Wednesday 13 January 2016

An example of an effective grass roots approach to peaceful hydropolitics

When we speak of transboundary waters we tend to focus at the large top-down scale, partly because of the enormous scale of international basins. However, in my opinion work at the grass roots must go hand in hand with top down efforts in order to lead to successful hydropolitics. As part of ORASECOM the OSR Awareness Kit was created which provides a knowledge base aimed at stakeholders from ordinary people to government departments. It aims to integrate and share knowledge across the basin, a positive step in connecting scales.
However, this post focuses on a more practical initiative outside the basin called ‘Excellent Development’. It works solely at the grassroots building sand dams in Kenya that provide a year round supply of water in seasonal environments storing only 1% of downstream flow.
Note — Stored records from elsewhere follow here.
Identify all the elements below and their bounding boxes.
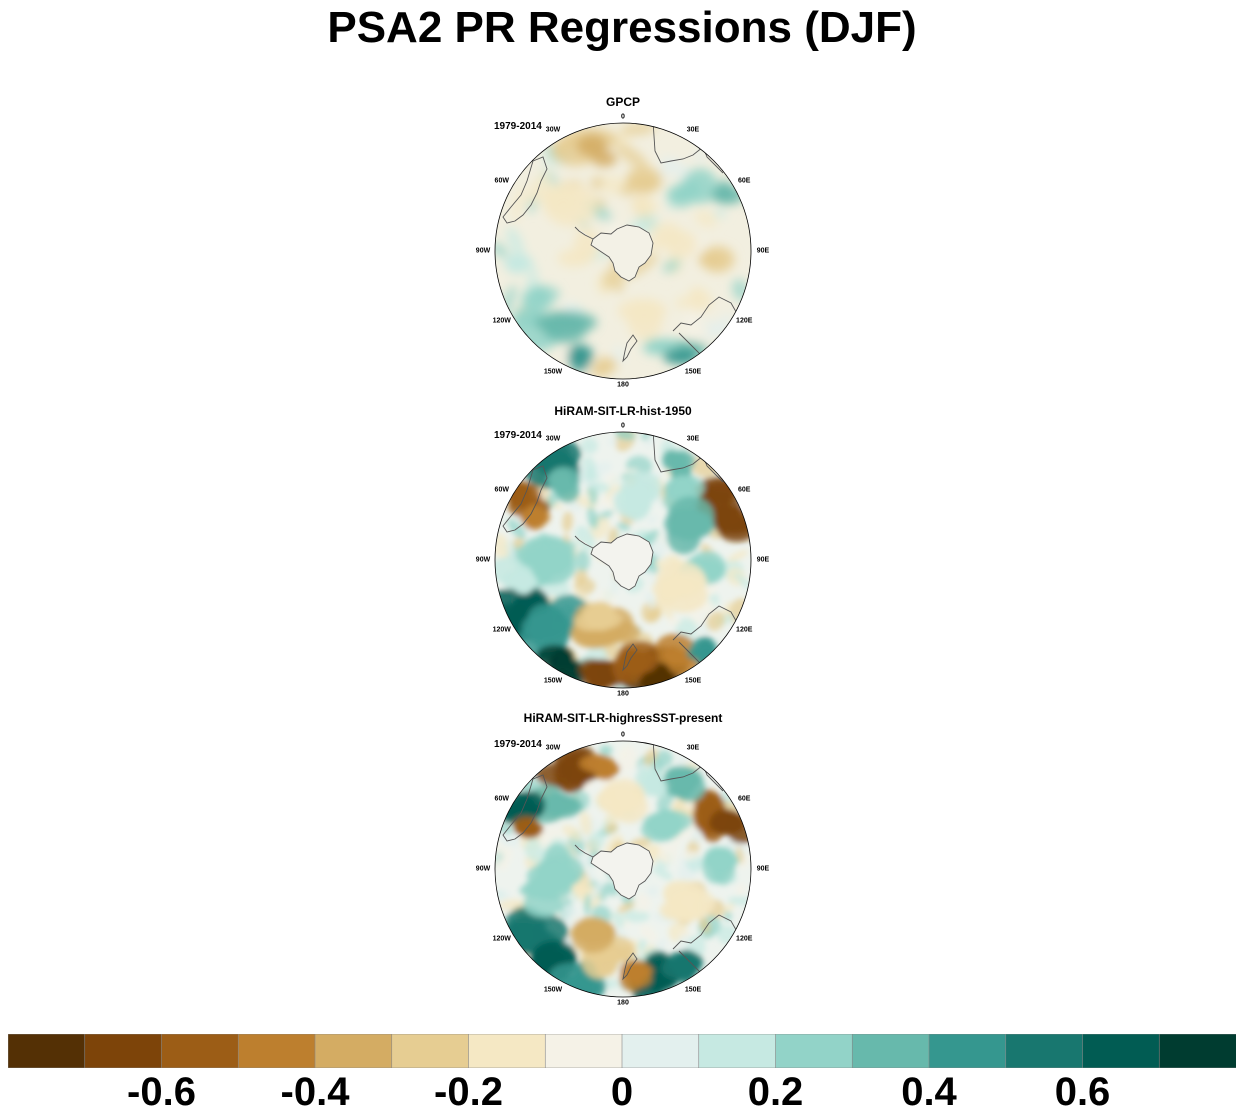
longitude-label: 30E xyxy=(686,744,700,752)
longitude-label: 120W xyxy=(492,317,511,325)
colorbar-swatch-5 xyxy=(391,1034,470,1068)
colorbar-swatch-1 xyxy=(84,1034,163,1068)
antarctica-outline xyxy=(574,224,654,282)
colorbar-tick-label: -0.6 xyxy=(127,1070,196,1114)
longitude-label: 120W xyxy=(492,626,511,634)
longitude-label: 60E xyxy=(738,177,751,185)
longitude-label: 60W xyxy=(494,795,509,803)
colorbar-swatch-2 xyxy=(161,1034,240,1068)
longitude-label: 180 xyxy=(617,690,629,698)
figure-title: PSA2 PR Regressions (DJF) xyxy=(327,3,917,52)
map-boundary xyxy=(494,122,752,380)
colorbar-swatch-0 xyxy=(8,1034,86,1068)
panel-1-map xyxy=(494,122,752,380)
colorbar-tick-label: 0.6 xyxy=(1054,1070,1111,1114)
colorbar-swatch-9 xyxy=(698,1034,777,1068)
longitude-label: 0 xyxy=(621,731,625,739)
longitude-label: 120E xyxy=(736,317,753,325)
longitude-label: 120E xyxy=(736,626,753,634)
panel-1-period: 1979-2014 xyxy=(494,121,542,132)
longitude-label: 90W xyxy=(475,865,491,873)
colorbar-tick-label: 0.2 xyxy=(747,1070,804,1114)
colorbar-swatch-11 xyxy=(851,1034,930,1068)
antarctica-outline xyxy=(574,842,654,900)
colorbar-tick-label: -0.2 xyxy=(434,1070,503,1114)
panel-2-map xyxy=(494,431,752,689)
longitude-label: 90E xyxy=(756,247,770,255)
map-boundary xyxy=(494,431,752,689)
panel-1-title: GPCP xyxy=(605,95,640,109)
longitude-label: 150W xyxy=(543,677,563,685)
longitude-label: 30W xyxy=(545,435,561,443)
panel-3-map xyxy=(494,740,752,998)
map-boundary xyxy=(494,740,752,998)
south-america-outline xyxy=(502,774,548,842)
colorbar-swatch-15 xyxy=(1158,1034,1236,1068)
panel-3-period: 1979-2014 xyxy=(494,739,542,750)
colorbar-swatch-13 xyxy=(1005,1034,1084,1068)
longitude-label: 60W xyxy=(494,177,509,185)
longitude-label: 180 xyxy=(617,999,629,1007)
longitude-label: 0 xyxy=(621,113,625,121)
panel-2-title: HiRAM-SIT-LR-hist-1950 xyxy=(554,404,692,418)
colorbar-tick-label: 0.4 xyxy=(901,1070,957,1114)
longitude-label: 150W xyxy=(543,368,563,376)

The dams capture and store water from seasonal riverbeds beneath the sand (video and fig.1) storing 2-20 million litres of water[1].
Figure 1: Sand Dam Diagram.







Figure 2: Aljazeera video on sand dam construction in rural Kenya. 








Source: [2]
The water is protected under the sand from waterborne disease and evapotranspiration (average ET loss for Africa = 70-90% of precipitation)[3]. The dams create a microclimate in the hottest and driest parts of Kenya (video and fig.1) by replenishing groundwater aquifers allowing for vegetation to grow and for farmers to plant trees[4].
Figure 2: Picture showing dam, terraces and trees growing in new microclimate.




Source: [5]
The new trees avert erosion of topsoils, preventing loss of fertile soils and up to 50% of water to runoff. Excellent Development see the main aims of sand dams as to ‘alleviate conflicts’ that arise from unpredictable or reduced volumes (or increased pressures) on water supplies in arid regions[6]. Such a scheme could work with similar success in the Orange riparians rural populations producing firm resilience to and prevention against climate change in the basin where effects will be particularly harsh.

Top-down management is also necessary because of the scale of transboundary waters themselves, such as through basin level and regional treaties. However the power of the people at the grass roots to find cheap, ingenious and effective solutions to the water stress that leads to unstable hydropolitics, should never be underestimated.